In this research, the hydrophobic and hydrophilic residues of two leucine zipper coiled-coil (LZCC) structural proteins, cGKI alpha(1-59) and MBS(CT35) are dispositioned on the wenxiang diagrams according to heptad repeat pattern (abcdefg)(n), respectively. Their wenxiang diagrams clearly demonstrate that the residues with same repeat letters are laid on same side of the spiral diagrams, where most hydrophobic residues are positioned at a and d, and most hydrophilic residues are localized on b, c, e, f and g polar
position regions. The wenxiang diagrams of a dimetric LDK378 in vivo LZCC can be represented by the combination of two monomeric wenxiang diagrams, and the wenxiang diagrams of the two LZCC (tetramer) complex structures can also be assembled by using two pairs of their wenxiang diagrams. Furthermore, by comparing the wenxiang diagrams of cGKI alpha(1-59) and MBS(CT35), the interaction between cGKI alpha(1-59) and MBS(CT35) is suggested to be weaker. By analyzing the wenxiang diagram of the cGKI alpha(1-59) center dot MBS(CT42) complex structure, most affected residues of cGKI alpha(1-59) by the interaction with MBS(CT42) are proposed at positions d, a, e and g of the LZCC structure. These findings are consistent with our previous NMR results. Incorporating NMR spectroscopy, the wenxiang diagrams of LZCC structures may provide novel insights into
the interaction mechanisms between dimeric, trimeric, tetrameric coiled-coil structures. (c) 2011 Elsevier Ltd. All rights reserved.”
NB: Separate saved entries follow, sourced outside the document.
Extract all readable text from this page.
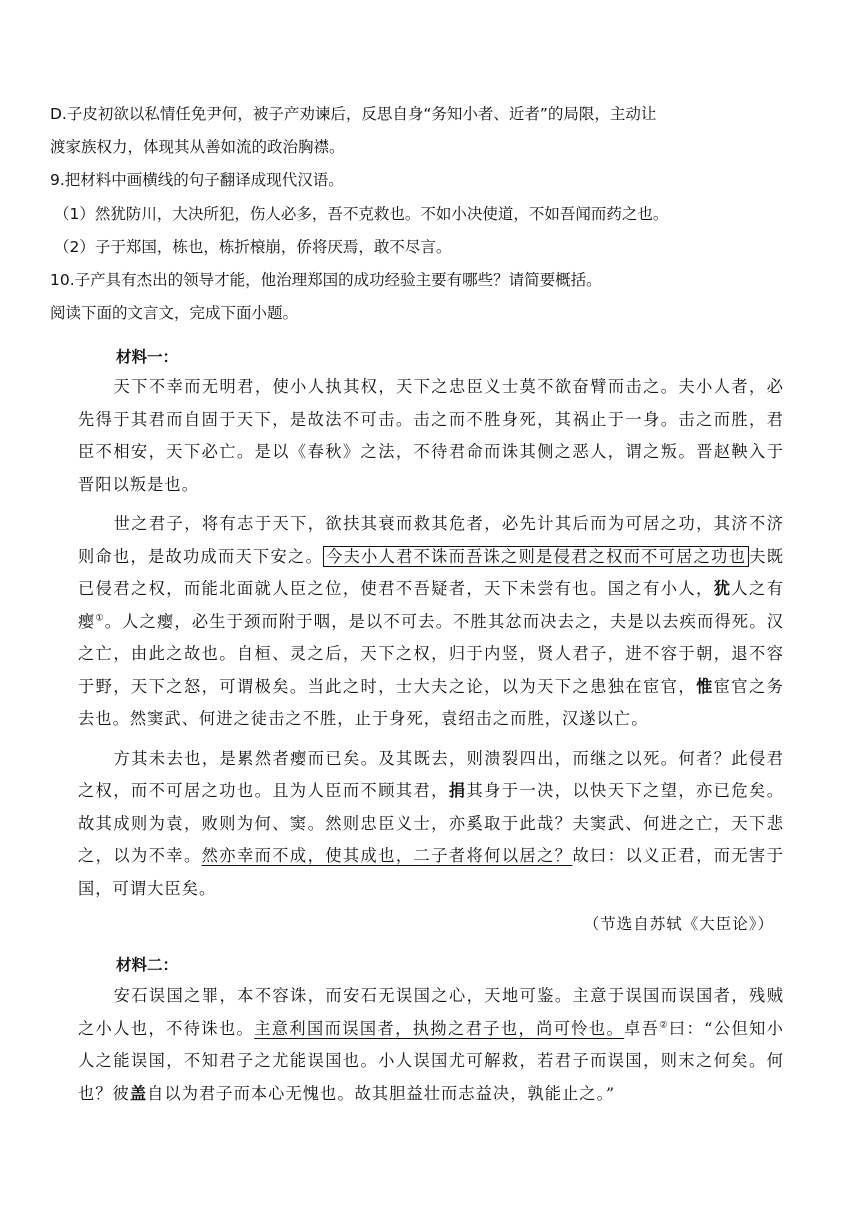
D.子皮初欲以私情任免尹何，被子产劝谏后，反思自身“务知小者、近者”的局限，主动让
渡家族权力，体现其从善如流的政治胸襟。
9.把材料中画横线的句子翻译成现代汉语。
（1）然犹防川，大决所犯，伤人必多，吾不克救也。不如小决使道，不如吾闻而药之也。
（2）子于郑国，栋也，栋折榱崩，侨将厌焉，敢不尽言。
10.子产具有杰出的领导才能，他治理郑国的成功经验主要有哪些？请简要概括。
阅读下面的文言文，完成下面小题。
材料一：

天下不幸而无明君，使小人执其权，天下之忠臣义士莫不欲奋臂而击之。夫小人者，必先得于其君而自固于天下，是故法不可击。击之而不胜身死，其祸止于一身。击之而胜，君臣不相安，天下必亡。是以《春秋》之法，不待君命而诛其侧之恶人，谓之叛。晋赵鞅入于晋阳以叛是也。

世之君子，将有志于天下，欲扶其衰而救其危者，必先计其后而为可居之功，其济不济则命也，是故功成而天下安之。 今夫小人君不诛而吾诛之则是侵君之权而不可居之功也 夫既已侵君之权，而能北面就人臣之位，使君不吾疑者，天下未尝有也。国之有小人，犹人之有瘿①。人之瘿，必生于颈而附于咽，是以不可去。不胜其忿而决去之，夫是以去疾而得死。汉之亡，由此之故也。自桓、灵之后，天下之权，归于内竖，贤人君子，进不容于朝，退不容于野，天下之怒，可谓极矣。当此之时，士大夫之论，以为天下之患独在宦官，惟宦官之务去也。然窦武、何进之徒击之不胜，止于身死，袁绍击之而胜，汉遂以亡。

方其未去也，是累然者瘿而已矣。及其既去，则溃裂四出，而继之以死。何者？此侵君之权，而不可居之功也。且为人臣而不顾其君，捐其身于一决，以快天下之望，亦已危矣。故其成则为袁，败则为何、窦。然则忠臣义士，亦奚取于此哉？夫窦武、何进之亡，天下悲之，以为不幸。然亦幸而不成，使其成也，二子者将何以居之？故曰：以义正君，而无害于国，可谓大臣矣。

（节选自苏轼《大臣论》）
材料二：

安石误国之罪，本不容诛，而安石无误国之心，天地可鉴。主意于误国而误国者，残贼之小人也，不待诛也。主意利国而误国者，执拗之君子也，尚可怜也。卓吾②曰：“公但知小人之能误国，不知君子之尤能误国也。小人误国尤可解救，若君子而误国，则末之何矣。何也？彼盖自以为君子而本心无愧也。故其胆益壮而志益决，孰能止之。”
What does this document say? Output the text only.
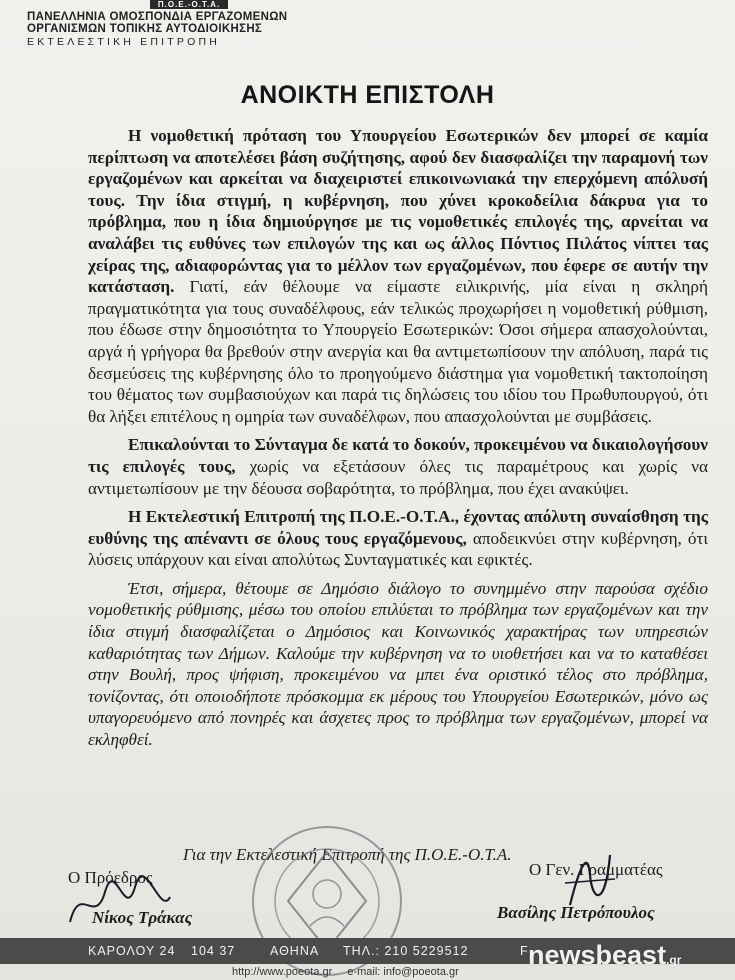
Π.Ο.Ε.-Ο.Τ.Α.
ΠΑΝΕΛΛΗΝΙΑ ΟΜΟΣΠΟΝΔΙΑ ΕΡΓΑΖΟΜΕΝΩΝ
ΟΡΓΑΝΙΣΜΩΝ ΤΟΠΙΚΗΣ ΑΥΤΟΔΙΟΙΚΗΣΗΣ
ΕΚΤΕΛΕΣΤΙΚΗ ΕΠΙΤΡΟΠΗ
ΑΝΟΙΚΤΗ ΕΠΙΣΤΟΛΗ

Η νομοθετική πρόταση του Υπουργείου Εσωτερικών δεν μπορεί σε καμία περίπτωση να αποτελέσει βάση συζήτησης, αφού δεν διασφαλίζει την παραμονή των εργαζομένων και αρκείται να διαχειριστεί επικοινωνιακά την επερχόμενη απόλυσή τους. Την ίδια στιγμή, η κυβέρνηση, που χύνει κροκοδείλια δάκρυα για το πρόβλημα, που η ίδια δημιούργησε με τις νομοθετικές επιλογές της, αρνείται να αναλάβει τις ευθύνες των επιλογών της και ως άλλος Πόντιος Πιλάτος νίπτει τας χείρας της, αδιαφορώντας για το μέλλον των εργαζομένων, που έφερε σε αυτήν την κατάσταση. Γιατί, εάν θέλουμε να είμαστε ειλικρινής, μία είναι η σκληρή πραγματικότητα για τους συναδέλφους, εάν τελικώς προχωρήσει η νομοθετική ρύθμιση, που έδωσε στην δημοσιότητα το Υπουργείο Εσωτερικών: Όσοι σήμερα απασχολούνται, αργά ή γρήγορα θα βρεθούν στην ανεργία και θα αντιμετωπίσουν την απόλυση, παρά τις δεσμεύσεις της κυβέρνησης όλο το προηγούμενο διάστημα για νομοθετική τακτοποίηση του θέματος των συμβασιούχων και παρά τις δηλώσεις του ιδίου του Πρωθυπουργού, ότι θα λήξει επιτέλους η ομηρία των συναδέλφων, που απασχολούνται με συμβάσεις.

Επικαλούνται το Σύνταγμα δε κατά το δοκούν, προκειμένου να δικαιολογήσουν τις επιλογές τους, χωρίς να εξετάσουν όλες τις παραμέτρους και χωρίς να αντιμετωπίσουν με την δέουσα σοβαρότητα, το πρόβλημα, που έχει ανακύψει.

Η Εκτελεστική Επιτροπή της Π.Ο.Ε.-Ο.Τ.Α., έχοντας απόλυτη συναίσθηση της ευθύνης της απέναντι σε όλους τους εργαζόμενους, αποδεικνύει στην κυβέρνηση, ότι λύσεις υπάρχουν και είναι απολύτως Συνταγματικές και εφικτές.

Έτσι, σήμερα, θέτουμε σε Δημόσιο διάλογο το συνημμένο στην παρούσα σχέδιο νομοθετικής ρύθμισης, μέσω του οποίου επιλύεται το πρόβλημα των εργαζομένων και την ίδια στιγμή διασφαλίζεται ο Δημόσιος και Κοινωνικός χαρακτήρας των υπηρεσιών καθαριότητας των Δήμων. Καλούμε την κυβέρνηση να το υιοθετήσει και να το καταθέσει στην Βουλή, προς ψήφιση, προκειμένου να μπει ένα οριστικό τέλος στο πρόβλημα, τονίζοντας, ότι οποιοδήποτε πρόσκομμα εκ μέρους του Υπουργείου Εσωτερικών, μόνο ως υπαγορευόμενο από πονηρές και άσχετες προς το πρόβλημα των εργαζομένων, μπορεί να εκληφθεί.

Για την Εκτελεστική Επιτροπή της Π.Ο.Ε.-Ο.Τ.Α.
Ο Πρόεδρος
Νίκος Τράκας
Ο Γεν. Γραμματέας
Βασίλης Πετρόπουλος
ΚΑΡΟΛΟΥ 24 104 37	ΑΘΗΝΑ ΤΗΛ.: 210 5229512	F
http://www.poeota.gr e-mail: info@poeota.gr
newsbeast.gr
“The potential to increase unlimitedly in number and to generate differentiated cell types is a key feature of somatic stem cells. Within the nervous system, cellular Selleckchem BX-795 and environmental determinants tightly control the expansion and differentiation of neural stem cells. Importantly, a number of studies have indicated that changes in cell cycle length can influence development and physiopathology of the nervous system, and might have played a role during evolution of the mammalian brain. Specifically, it has been suggested that the length of G1 can directly influence the differentiation of neural precursors. selleck chemical This
has prompted the proposal of a model to explain how manipulation of G1 length can be used to expand neural stem cells. If validated in non-neural systems, this model might provide the means to control the proliferation vs. differentiation of somatic stem cells, which will represent a significant advance in the field.”
“Many theories have been advanced to explain how the brain incorporates time into its computations, in particular for the purpose of estimating the duration of an event. In the present study we examine with a new paradigm the ability to compare the duration of two visual stimuli in the parafoveal visual field, presented either sequentially or overlapping in time. We found that judging the duration of a pair of objects is more difficult when they overlap in time.